Uma comitiva de industriais brasileiros, liderada pela Confederação Nacional da Indústria (CNI), está nos Estados Unidos para articular com empresários norte-americanos uma ação conjunta de pressão sobre o governo de Donald Trump. O objetivo é reverter as tarifas de 50% impostas aos produtos brasileiros e ampliar a lista de itens isentos do chamado "tarifaço". A missão inclui dirigentes das federações de indústrias de Minas Gerais (FIEMG), Paraná (FIEP), Paraíba (FIEPB), Rio de Janeiro (FIRJAN), Rio Grande do Norte (FIERN), Santa Catarina (FIESC), Goiás (FIEG) e São Paulo (FIESP) .

Flávio Roscoe, presidente da FIEMG, destacou que a articulação com parceiros americanos visa criar um consenso para superar a crise: "Estamos trabalhando juntos para que ambos os governos se sentem à mesa e encontrem uma saída para esse impasse" . A missão em Washington, realizada nesta quinta-feira (4), reuniu aproximadamente 80 empresários brasileiros e 50 norte-americanos, com foco no fortalecimento de sinergias e na mobilização de forças políticas para reduzir as tarifas ou expandir as exceções .

André Rocha, presidente da FIEG, reforçou que as negociações com a Câmara de Comércio Americana (US Chamber) buscam alternativas concretas para minimizar os impactos do tarifaço . Ricardo Alban, presidente da CNI, acrescentou que a iniciativa combate "equívocos de ordem política" entre os países e prioriza argumentos técnicos e comerciais nas discussões .

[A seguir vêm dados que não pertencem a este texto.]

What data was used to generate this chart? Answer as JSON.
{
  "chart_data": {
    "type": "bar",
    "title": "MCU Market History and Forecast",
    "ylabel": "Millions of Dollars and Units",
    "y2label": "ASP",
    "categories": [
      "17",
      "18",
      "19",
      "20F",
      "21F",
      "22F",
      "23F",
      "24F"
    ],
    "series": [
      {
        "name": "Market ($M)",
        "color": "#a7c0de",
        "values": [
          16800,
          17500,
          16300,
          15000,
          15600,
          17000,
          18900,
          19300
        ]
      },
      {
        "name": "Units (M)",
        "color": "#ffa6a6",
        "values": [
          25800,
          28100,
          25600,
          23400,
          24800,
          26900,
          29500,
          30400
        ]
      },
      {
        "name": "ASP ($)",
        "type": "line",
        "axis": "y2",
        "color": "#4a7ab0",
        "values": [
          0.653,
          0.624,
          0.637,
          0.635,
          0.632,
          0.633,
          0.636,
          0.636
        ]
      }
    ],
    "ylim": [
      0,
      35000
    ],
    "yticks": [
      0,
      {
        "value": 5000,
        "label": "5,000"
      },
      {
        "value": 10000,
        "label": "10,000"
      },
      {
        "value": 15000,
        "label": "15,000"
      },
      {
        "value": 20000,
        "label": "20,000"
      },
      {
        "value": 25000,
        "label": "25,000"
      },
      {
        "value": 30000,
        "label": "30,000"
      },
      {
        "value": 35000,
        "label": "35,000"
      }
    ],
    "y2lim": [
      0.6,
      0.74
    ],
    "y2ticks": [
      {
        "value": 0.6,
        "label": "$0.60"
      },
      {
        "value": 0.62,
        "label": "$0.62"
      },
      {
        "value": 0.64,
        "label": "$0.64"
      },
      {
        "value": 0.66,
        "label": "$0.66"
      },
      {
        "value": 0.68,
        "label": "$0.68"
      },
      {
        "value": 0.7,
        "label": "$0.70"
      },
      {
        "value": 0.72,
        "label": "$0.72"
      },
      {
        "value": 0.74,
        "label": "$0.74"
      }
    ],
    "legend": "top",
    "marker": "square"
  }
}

Contexto das tarifas e resposta brasileira

As tarifas de 50% foram implementadas pelos EUA como parte de uma investigação comercial contra o Brasil, associada a ações geopolíticas amplas, incluindo a tentativa de interferência no julgamento do ex-presidente Jair Bolsonaro. Em resposta, o governo brasileiro lançou o Plano Brasil Soberano em 13 de agosto, com medidas para fortalecer o setor produtivo, proteger empregos e avançar em soluções diplomáticas .

O plano inclui R$ 30 bilhões em linhas de crédito do Fundo Garantidor de Exportações (FGE), com prioridade para empresas mais afetadas pelas tarifas, além de aportes de R$ 4,5 bilhões em fundos garantidores e R$ 5 bilhões para o Regime Especial de Reintegração de Valores Tributários (Reintegra) . O acesso ao crédito está condicionado à manutenção de empregos, com foco em pequenas e médias empresas.

Impactos e próximos passos

A missão empresarial é vista como crucial para diversificar mercados e reduzir a dependência das exportações brasileiras em relação aos EUA, alinhada ao eixo de diplomacia comercial do Plano Brasil Soberano . Enquanto isso, o governo brasileiro mantém diálogo com setores privados e avança em acordos com outros países, como União Europeia e Canadá, para ampliar oportunidades comerciais.

A articulação entre industriais dos dois países busca não apenas mitigar perdas imediatas, mas também estabelecer bases técnicas para relações comerciais mais estáveis, evitando que disputas geopolíticas continuem a afetar a economia.